Часть 9
5 сентября 2015 г. в 21:54
Я иногда задаюсь вопросом: почему природе иногда надо все так усложнять? Почему нельзя все сделать по правилам, по негласным законам, чтобы все были счастливы и не страдали полной ерундой, какой я страдаю последние годы?
Неужели, вот неужели это так сложно? Сложно было природе вылепить меня по всем омежьим правилам, гласящим быть тонким, хрупким, невысоким, с милым личиком, с трогательным выражением на нем же? Чтобы я охал-ахал от всякой романтики, от цветов и подарков, чтобы смех мой был как звон колокольчика, а голос - как у птички? Чтобы я этим самым голосом старательно выводил рулады-серенады под альфой, чтобы мое тело было податливым, нежным, желанным?

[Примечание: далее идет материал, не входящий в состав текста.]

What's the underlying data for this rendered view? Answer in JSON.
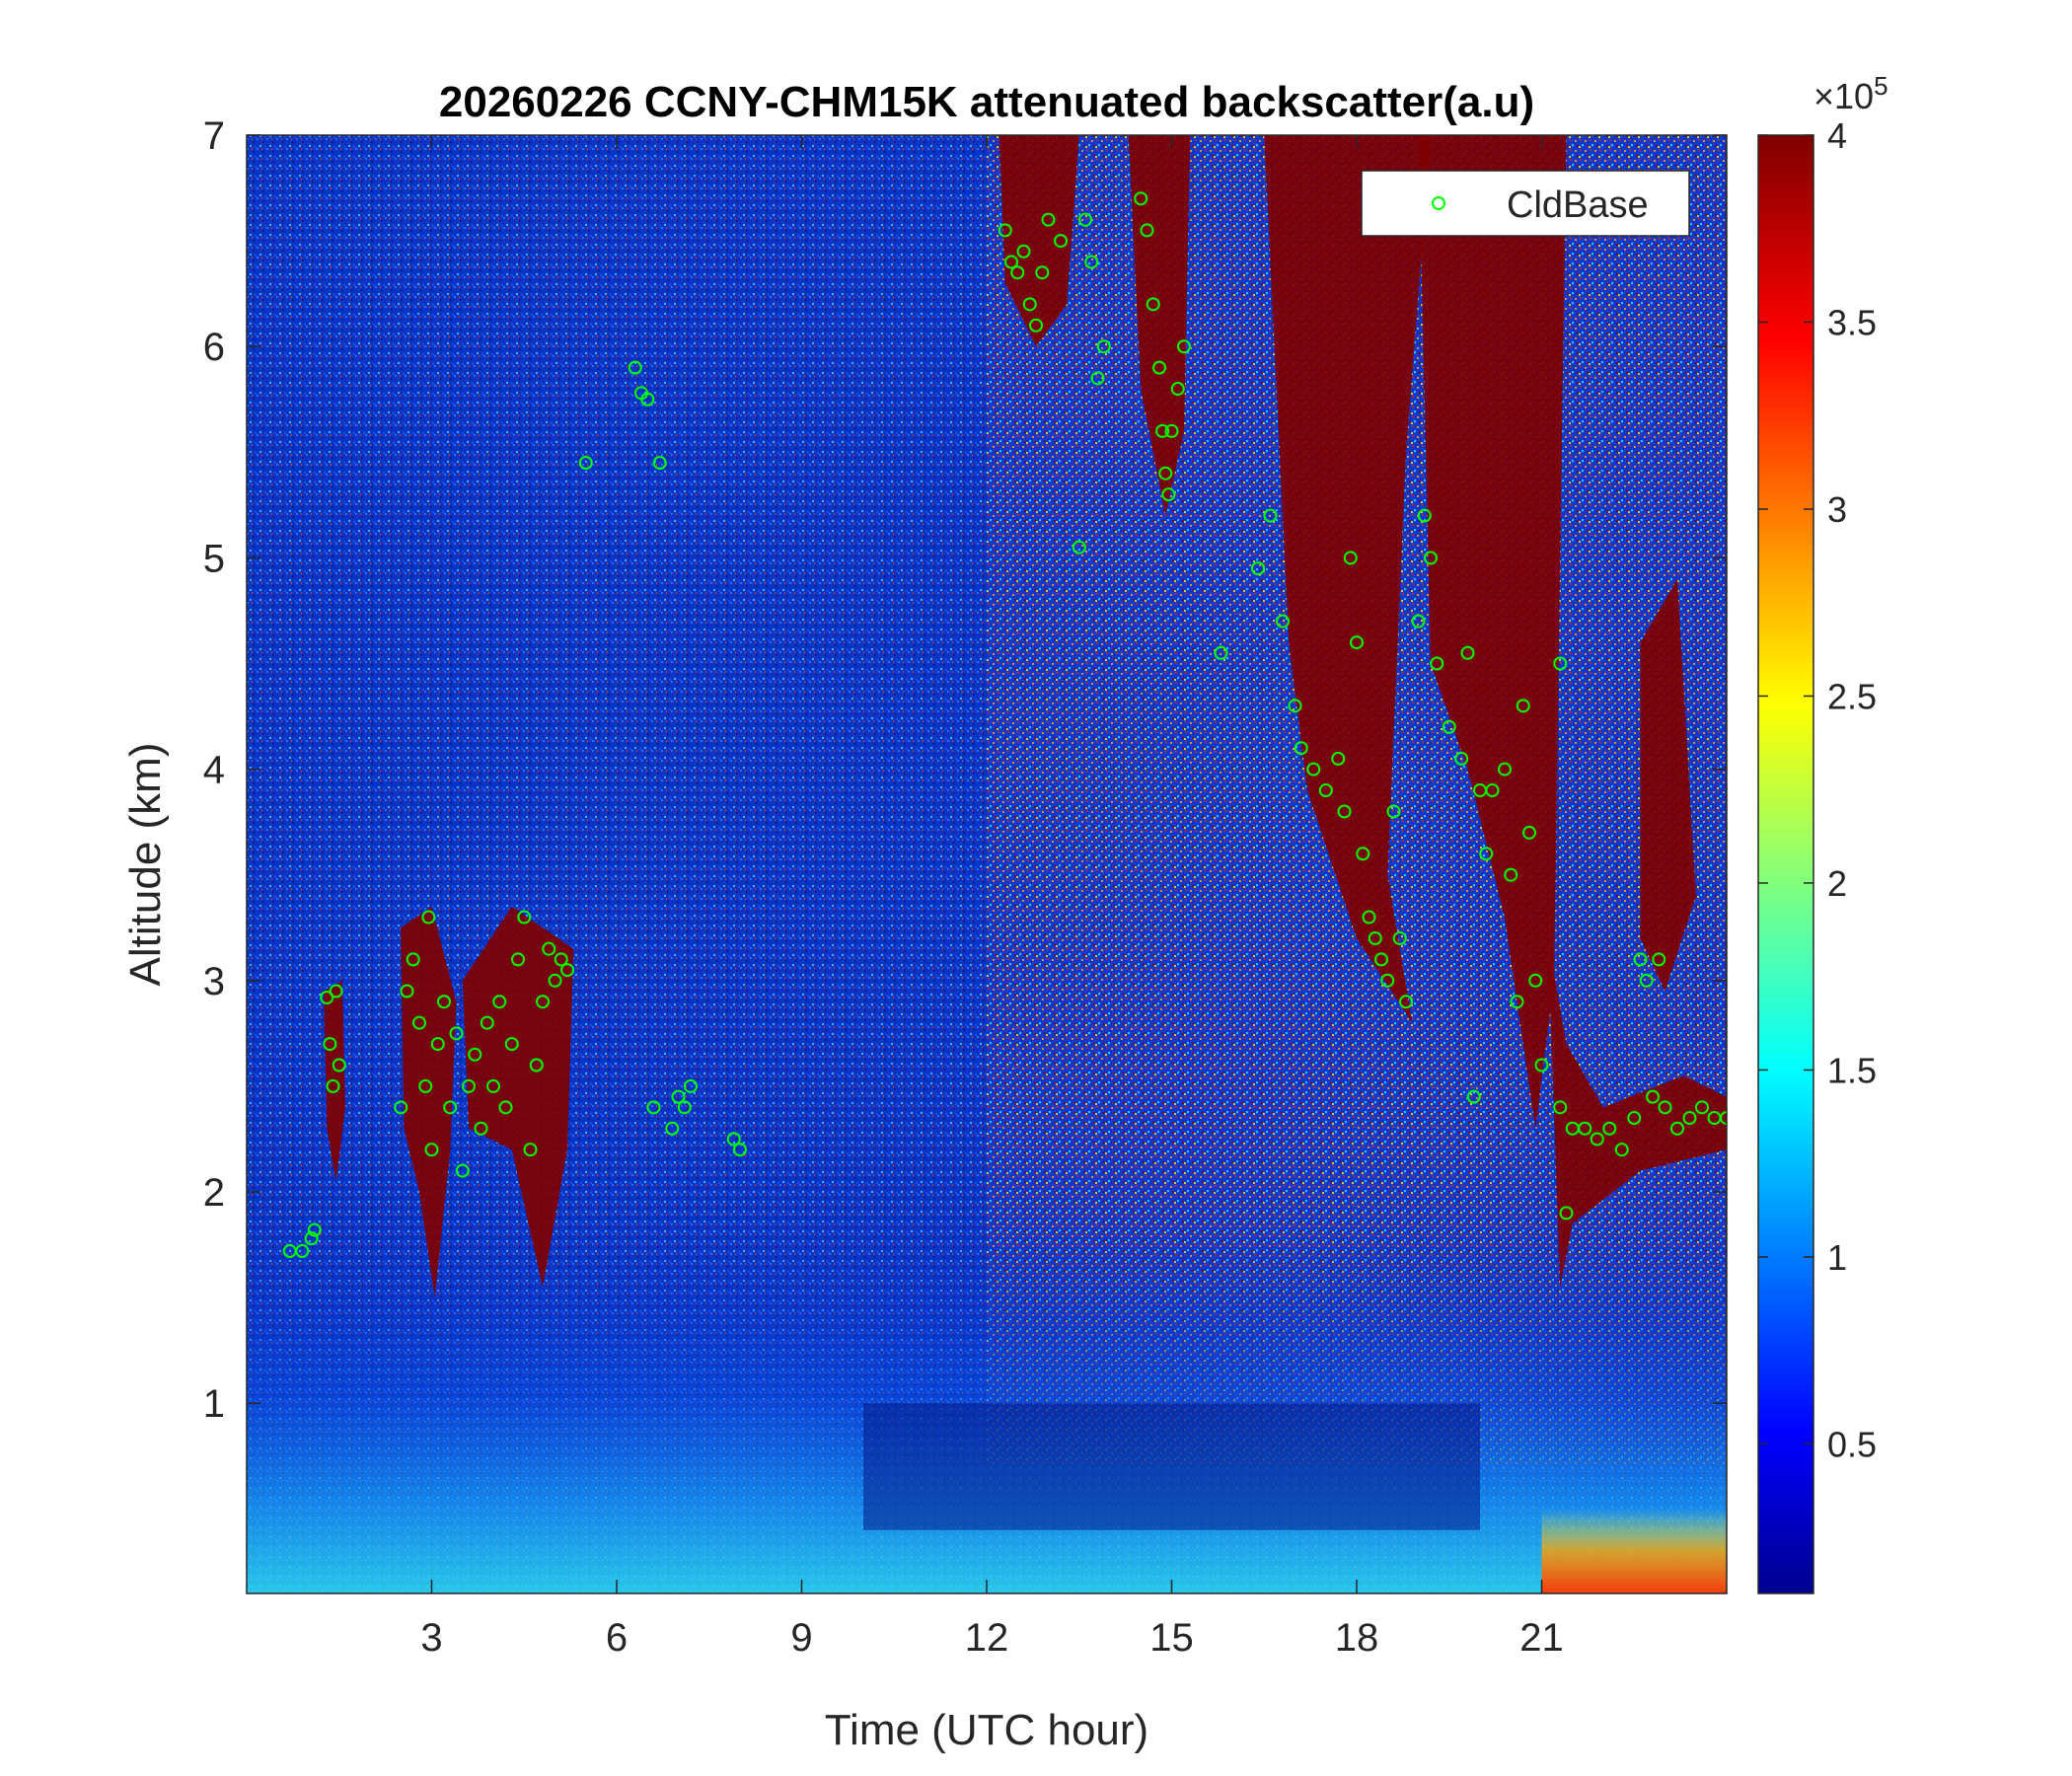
{
  "chart_data": {
    "type": "heatmap",
    "title": "20260226 CCNY-CHM15K attenuated backscatter(a.u)",
    "xlabel": "Time (UTC hour)",
    "ylabel": "Altitude (km)",
    "xlim": [
      0,
      24
    ],
    "ylim": [
      0.1,
      7
    ],
    "xticks": [
      "3",
      "6",
      "9",
      "12",
      "15",
      "18",
      "21"
    ],
    "yticks": [
      "1",
      "2",
      "3",
      "4",
      "5",
      "6",
      "7"
    ],
    "colorbar": {
      "colormap": "jet",
      "range": [
        0.1,
        4
      ],
      "ticks": [
        "0.5",
        "1",
        "1.5",
        "2",
        "2.5",
        "3",
        "3.5",
        "4"
      ],
      "multiplier_base": "×10",
      "multiplier_exp": "5"
    },
    "legend": {
      "position": "top-right",
      "marker_color": "#00ff00",
      "label": "CldBase"
    },
    "grid": false,
    "series": [
      {
        "name": "CldBase",
        "marker": "circle",
        "points": [
          {
            "x": 0.7,
            "y": 1.72
          },
          {
            "x": 0.9,
            "y": 1.72
          },
          {
            "x": 1.05,
            "y": 1.78
          },
          {
            "x": 1.1,
            "y": 1.82
          },
          {
            "x": 1.3,
            "y": 2.92
          },
          {
            "x": 1.35,
            "y": 2.7
          },
          {
            "x": 1.4,
            "y": 2.5
          },
          {
            "x": 1.45,
            "y": 2.95
          },
          {
            "x": 1.5,
            "y": 2.6
          },
          {
            "x": 2.5,
            "y": 2.4
          },
          {
            "x": 2.6,
            "y": 2.95
          },
          {
            "x": 2.7,
            "y": 3.1
          },
          {
            "x": 2.8,
            "y": 2.8
          },
          {
            "x": 2.9,
            "y": 2.5
          },
          {
            "x": 2.95,
            "y": 3.3
          },
          {
            "x": 3.0,
            "y": 2.2
          },
          {
            "x": 3.1,
            "y": 2.7
          },
          {
            "x": 3.2,
            "y": 2.9
          },
          {
            "x": 3.3,
            "y": 2.4
          },
          {
            "x": 3.4,
            "y": 2.75
          },
          {
            "x": 3.5,
            "y": 2.1
          },
          {
            "x": 3.6,
            "y": 2.5
          },
          {
            "x": 3.7,
            "y": 2.65
          },
          {
            "x": 3.8,
            "y": 2.3
          },
          {
            "x": 3.9,
            "y": 2.8
          },
          {
            "x": 4.0,
            "y": 2.5
          },
          {
            "x": 4.1,
            "y": 2.9
          },
          {
            "x": 4.2,
            "y": 2.4
          },
          {
            "x": 4.3,
            "y": 2.7
          },
          {
            "x": 4.4,
            "y": 3.1
          },
          {
            "x": 4.5,
            "y": 3.3
          },
          {
            "x": 4.6,
            "y": 2.2
          },
          {
            "x": 4.7,
            "y": 2.6
          },
          {
            "x": 4.8,
            "y": 2.9
          },
          {
            "x": 4.9,
            "y": 3.15
          },
          {
            "x": 5.0,
            "y": 3.0
          },
          {
            "x": 5.1,
            "y": 3.1
          },
          {
            "x": 5.2,
            "y": 3.05
          },
          {
            "x": 5.5,
            "y": 5.45
          },
          {
            "x": 6.3,
            "y": 5.9
          },
          {
            "x": 6.4,
            "y": 5.78
          },
          {
            "x": 6.5,
            "y": 5.75
          },
          {
            "x": 6.7,
            "y": 5.45
          },
          {
            "x": 6.6,
            "y": 2.4
          },
          {
            "x": 6.9,
            "y": 2.3
          },
          {
            "x": 7.0,
            "y": 2.45
          },
          {
            "x": 7.1,
            "y": 2.4
          },
          {
            "x": 7.2,
            "y": 2.5
          },
          {
            "x": 7.9,
            "y": 2.25
          },
          {
            "x": 8.0,
            "y": 2.2
          },
          {
            "x": 12.3,
            "y": 6.55
          },
          {
            "x": 12.4,
            "y": 6.4
          },
          {
            "x": 12.5,
            "y": 6.35
          },
          {
            "x": 12.6,
            "y": 6.45
          },
          {
            "x": 12.7,
            "y": 6.2
          },
          {
            "x": 12.8,
            "y": 6.1
          },
          {
            "x": 12.9,
            "y": 6.35
          },
          {
            "x": 13.0,
            "y": 6.6
          },
          {
            "x": 13.2,
            "y": 6.5
          },
          {
            "x": 13.5,
            "y": 5.05
          },
          {
            "x": 13.6,
            "y": 6.6
          },
          {
            "x": 13.7,
            "y": 6.4
          },
          {
            "x": 13.8,
            "y": 5.85
          },
          {
            "x": 13.9,
            "y": 6.0
          },
          {
            "x": 14.5,
            "y": 6.7
          },
          {
            "x": 14.6,
            "y": 6.55
          },
          {
            "x": 14.7,
            "y": 6.2
          },
          {
            "x": 14.8,
            "y": 5.9
          },
          {
            "x": 14.85,
            "y": 5.6
          },
          {
            "x": 14.9,
            "y": 5.4
          },
          {
            "x": 14.95,
            "y": 5.3
          },
          {
            "x": 15.0,
            "y": 5.6
          },
          {
            "x": 15.1,
            "y": 5.8
          },
          {
            "x": 15.2,
            "y": 6.0
          },
          {
            "x": 15.8,
            "y": 4.55
          },
          {
            "x": 16.4,
            "y": 4.95
          },
          {
            "x": 16.6,
            "y": 5.2
          },
          {
            "x": 16.8,
            "y": 4.7
          },
          {
            "x": 17.0,
            "y": 4.3
          },
          {
            "x": 17.1,
            "y": 4.1
          },
          {
            "x": 17.3,
            "y": 4.0
          },
          {
            "x": 17.5,
            "y": 3.9
          },
          {
            "x": 17.7,
            "y": 4.05
          },
          {
            "x": 17.8,
            "y": 3.8
          },
          {
            "x": 17.9,
            "y": 5.0
          },
          {
            "x": 18.0,
            "y": 4.6
          },
          {
            "x": 18.1,
            "y": 3.6
          },
          {
            "x": 18.2,
            "y": 3.3
          },
          {
            "x": 18.3,
            "y": 3.2
          },
          {
            "x": 18.4,
            "y": 3.1
          },
          {
            "x": 18.5,
            "y": 3.0
          },
          {
            "x": 18.6,
            "y": 3.8
          },
          {
            "x": 18.7,
            "y": 3.2
          },
          {
            "x": 18.8,
            "y": 2.9
          },
          {
            "x": 19.0,
            "y": 4.7
          },
          {
            "x": 19.1,
            "y": 5.2
          },
          {
            "x": 19.2,
            "y": 5.0
          },
          {
            "x": 19.3,
            "y": 4.5
          },
          {
            "x": 19.5,
            "y": 4.2
          },
          {
            "x": 19.7,
            "y": 4.05
          },
          {
            "x": 19.8,
            "y": 4.55
          },
          {
            "x": 19.9,
            "y": 2.45
          },
          {
            "x": 20.0,
            "y": 3.9
          },
          {
            "x": 20.1,
            "y": 3.6
          },
          {
            "x": 20.2,
            "y": 3.9
          },
          {
            "x": 20.4,
            "y": 4.0
          },
          {
            "x": 20.5,
            "y": 3.5
          },
          {
            "x": 20.6,
            "y": 2.9
          },
          {
            "x": 20.7,
            "y": 4.3
          },
          {
            "x": 20.8,
            "y": 3.7
          },
          {
            "x": 20.9,
            "y": 3.0
          },
          {
            "x": 21.0,
            "y": 2.6
          },
          {
            "x": 21.3,
            "y": 4.5
          },
          {
            "x": 21.3,
            "y": 2.4
          },
          {
            "x": 21.4,
            "y": 1.9
          },
          {
            "x": 21.5,
            "y": 2.3
          },
          {
            "x": 21.7,
            "y": 2.3
          },
          {
            "x": 21.9,
            "y": 2.25
          },
          {
            "x": 22.1,
            "y": 2.3
          },
          {
            "x": 22.3,
            "y": 2.2
          },
          {
            "x": 22.5,
            "y": 2.35
          },
          {
            "x": 22.6,
            "y": 3.1
          },
          {
            "x": 22.7,
            "y": 3.0
          },
          {
            "x": 22.8,
            "y": 2.45
          },
          {
            "x": 22.9,
            "y": 3.1
          },
          {
            "x": 23.0,
            "y": 2.4
          },
          {
            "x": 23.2,
            "y": 2.3
          },
          {
            "x": 23.4,
            "y": 2.35
          },
          {
            "x": 23.6,
            "y": 2.4
          },
          {
            "x": 23.8,
            "y": 2.35
          },
          {
            "x": 24.0,
            "y": 2.35
          }
        ]
      }
    ]
  }
}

Где, блядь, моя сказка, где мой чертов хэппи энд? Где бренчание пианино в конце, где все плачут сиропом, пукают бабочками и рожают одного за другим купидончиков-милах своему альфе?
Почему в итоге я уродился таким огромным, широким, с легко прокачивающимися мускулами, со слишком грубоватой для омеги рожей? Почему я должен мучаться каждый раз, утаивать, недоговаривать, лгать и оправдываться только потому, что для омеги я слишком огромен и груб, а для альфы у меня слишком мокрая задница?

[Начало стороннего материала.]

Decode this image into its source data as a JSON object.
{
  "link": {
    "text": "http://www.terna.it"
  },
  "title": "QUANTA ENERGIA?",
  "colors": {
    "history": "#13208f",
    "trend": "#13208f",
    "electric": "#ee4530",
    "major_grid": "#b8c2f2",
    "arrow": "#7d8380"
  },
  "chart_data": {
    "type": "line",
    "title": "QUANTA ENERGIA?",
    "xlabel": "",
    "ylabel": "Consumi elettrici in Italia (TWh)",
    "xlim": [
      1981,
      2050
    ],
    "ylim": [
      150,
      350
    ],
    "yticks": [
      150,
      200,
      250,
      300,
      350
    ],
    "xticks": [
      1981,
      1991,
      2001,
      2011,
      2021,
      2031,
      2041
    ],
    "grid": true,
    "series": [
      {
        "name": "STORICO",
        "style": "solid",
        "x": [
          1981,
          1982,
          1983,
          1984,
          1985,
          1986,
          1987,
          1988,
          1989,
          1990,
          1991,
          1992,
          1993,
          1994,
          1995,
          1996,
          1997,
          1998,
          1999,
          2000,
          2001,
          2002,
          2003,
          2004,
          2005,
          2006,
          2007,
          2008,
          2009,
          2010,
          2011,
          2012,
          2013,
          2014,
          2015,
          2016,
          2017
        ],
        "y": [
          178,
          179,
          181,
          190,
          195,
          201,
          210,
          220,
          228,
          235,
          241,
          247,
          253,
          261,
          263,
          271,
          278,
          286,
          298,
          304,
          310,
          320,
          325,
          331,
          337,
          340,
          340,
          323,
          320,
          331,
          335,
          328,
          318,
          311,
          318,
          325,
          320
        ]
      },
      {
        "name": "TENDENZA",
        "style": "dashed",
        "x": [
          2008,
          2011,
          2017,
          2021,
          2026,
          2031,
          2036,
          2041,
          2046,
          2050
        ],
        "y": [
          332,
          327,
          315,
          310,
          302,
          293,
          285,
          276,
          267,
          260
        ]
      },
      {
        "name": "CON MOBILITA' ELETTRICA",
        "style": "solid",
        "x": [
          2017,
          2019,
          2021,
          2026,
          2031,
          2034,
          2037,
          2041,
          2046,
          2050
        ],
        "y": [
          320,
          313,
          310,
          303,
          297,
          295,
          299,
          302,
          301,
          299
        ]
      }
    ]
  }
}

Почему я вынужден проходить через все это дерьмо?
На данный момент я в тысячный, в миллион-тысячный раз задаю себе этот вопрос и, конечно же, не получаю ответа. Да и было бы странно, если бы я получил его.
Хотя бы потому, что у меня хватает ума не спрашивать это вслух, а мысли еще никто, надеюсь, не научился читать.
Хотя, глядя на взволнованное, белое, без единой кровинки лицо Кэша, нависшее надо мной, смотря ему в широко распахнутые и влажноватые глаза, я начинаю в этом сильно сомневаться.
Кажется, будто он знает. Знает, через что я прохожу, и тоже не в состоянии помочь мне хоть чем-то.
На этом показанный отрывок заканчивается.